20/07/17 - At the Friedrichsplatz, in the heart of the city of Kassel, in front of the Fridericianum, rises Marta Minujin's Parthenon of Forbidden Books. It is located in the same place where the Nazis burned thousands of books in 1933, and in front of a building (today, a museum) which used to house a library that was bombed during WWII (350.000 books were turned into ashes). The installation is part of the Documenta 14 platform and has become quite the star of the exhibition.
The Parthenon of Books, by Marta Minujin (2017)
The dimensions of the installation match those of the Parthenon at the Acropolis (30 mts by 70 mts) and it's made of a scaffolding structure covered with books that were once forbidden or still are. You'll see Bertold Brecht books, which were banned by the Nazis, Moby Dick which was forbidden in Texas, The Little Prince in Argentina or Hamlet in Ethiopia. It's shocking to see how this happened in every country and in every language, with no distinction.
The Parthenon of Books, by Marta Minujin (2017)
The books are stuck to the metal structure and covered with a transparent film for protection, since the Parthenon is completely outdoors. Still today book donations are received, for it was not completed when opened to the public.
The Parthenon of Books, by Marta Minujin (2017)

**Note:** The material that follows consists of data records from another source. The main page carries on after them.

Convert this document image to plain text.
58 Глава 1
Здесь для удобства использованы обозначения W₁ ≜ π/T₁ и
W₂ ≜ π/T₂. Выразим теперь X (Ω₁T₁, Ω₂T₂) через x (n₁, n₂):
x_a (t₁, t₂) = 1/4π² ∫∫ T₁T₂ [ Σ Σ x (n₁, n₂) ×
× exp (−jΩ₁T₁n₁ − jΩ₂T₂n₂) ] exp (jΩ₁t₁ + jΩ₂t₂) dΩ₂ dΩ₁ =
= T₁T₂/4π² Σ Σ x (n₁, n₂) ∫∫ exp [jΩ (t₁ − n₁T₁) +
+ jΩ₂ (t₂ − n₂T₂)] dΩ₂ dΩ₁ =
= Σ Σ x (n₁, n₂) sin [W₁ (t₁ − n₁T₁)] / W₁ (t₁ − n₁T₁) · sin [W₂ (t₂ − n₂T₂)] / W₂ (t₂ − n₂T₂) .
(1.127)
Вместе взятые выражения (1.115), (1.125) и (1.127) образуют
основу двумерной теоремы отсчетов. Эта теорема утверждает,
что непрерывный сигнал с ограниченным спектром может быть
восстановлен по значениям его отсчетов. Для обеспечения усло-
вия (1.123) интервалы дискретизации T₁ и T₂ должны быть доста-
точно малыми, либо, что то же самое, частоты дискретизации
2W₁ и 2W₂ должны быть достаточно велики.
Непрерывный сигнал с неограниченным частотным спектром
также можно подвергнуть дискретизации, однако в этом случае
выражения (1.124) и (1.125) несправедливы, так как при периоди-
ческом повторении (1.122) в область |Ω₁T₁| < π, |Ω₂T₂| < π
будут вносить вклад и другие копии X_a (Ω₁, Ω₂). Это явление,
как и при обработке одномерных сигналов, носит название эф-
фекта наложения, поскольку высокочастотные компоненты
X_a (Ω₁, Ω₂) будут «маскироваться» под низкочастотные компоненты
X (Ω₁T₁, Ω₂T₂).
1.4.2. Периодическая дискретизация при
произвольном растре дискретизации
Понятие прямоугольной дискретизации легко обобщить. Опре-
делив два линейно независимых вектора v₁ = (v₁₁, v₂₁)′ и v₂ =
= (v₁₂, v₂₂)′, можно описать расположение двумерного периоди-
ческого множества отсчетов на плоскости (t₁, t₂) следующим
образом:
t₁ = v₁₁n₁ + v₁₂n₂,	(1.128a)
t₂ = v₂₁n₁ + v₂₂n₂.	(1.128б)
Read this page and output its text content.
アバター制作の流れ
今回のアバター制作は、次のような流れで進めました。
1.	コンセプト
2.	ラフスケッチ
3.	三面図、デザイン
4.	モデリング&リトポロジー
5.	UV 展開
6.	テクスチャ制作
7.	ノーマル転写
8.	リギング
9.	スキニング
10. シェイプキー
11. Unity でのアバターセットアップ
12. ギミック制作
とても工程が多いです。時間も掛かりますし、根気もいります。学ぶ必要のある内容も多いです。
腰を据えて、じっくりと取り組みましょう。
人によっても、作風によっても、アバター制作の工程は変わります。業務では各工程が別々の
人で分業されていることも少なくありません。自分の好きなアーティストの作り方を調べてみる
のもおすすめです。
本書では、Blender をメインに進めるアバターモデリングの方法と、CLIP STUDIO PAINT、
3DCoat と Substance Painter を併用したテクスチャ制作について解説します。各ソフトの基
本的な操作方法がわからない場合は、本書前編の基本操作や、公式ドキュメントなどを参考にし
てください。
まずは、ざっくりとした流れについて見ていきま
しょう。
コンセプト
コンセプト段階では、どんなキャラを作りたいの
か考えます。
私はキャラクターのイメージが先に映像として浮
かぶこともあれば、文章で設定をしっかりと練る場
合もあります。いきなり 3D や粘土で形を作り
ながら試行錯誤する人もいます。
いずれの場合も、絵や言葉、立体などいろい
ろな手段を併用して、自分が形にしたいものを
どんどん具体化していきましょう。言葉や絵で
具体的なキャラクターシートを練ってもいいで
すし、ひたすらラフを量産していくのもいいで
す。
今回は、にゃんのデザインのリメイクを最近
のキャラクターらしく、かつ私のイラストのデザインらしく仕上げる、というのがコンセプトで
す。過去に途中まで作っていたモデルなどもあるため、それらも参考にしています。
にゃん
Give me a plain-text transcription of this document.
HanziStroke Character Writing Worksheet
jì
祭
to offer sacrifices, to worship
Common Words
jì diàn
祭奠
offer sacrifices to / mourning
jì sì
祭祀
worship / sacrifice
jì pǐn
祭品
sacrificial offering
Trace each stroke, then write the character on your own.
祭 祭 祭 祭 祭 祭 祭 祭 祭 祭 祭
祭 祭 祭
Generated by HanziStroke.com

The installation has no perimetral protection, so visitors can just walk inside, being this one of the few places no paid tickets are required to enter. When Documenta is over, Minujin (Argentina, 1943) will give back the books to the people so they can be read. The destruction of the Parthenon was planned and is part of the artwork. The artist explains: “I create a work of art for people to make it disappear." This is in fact an ephemeral artwork, far from the rules of the art market, just like Marta likes it.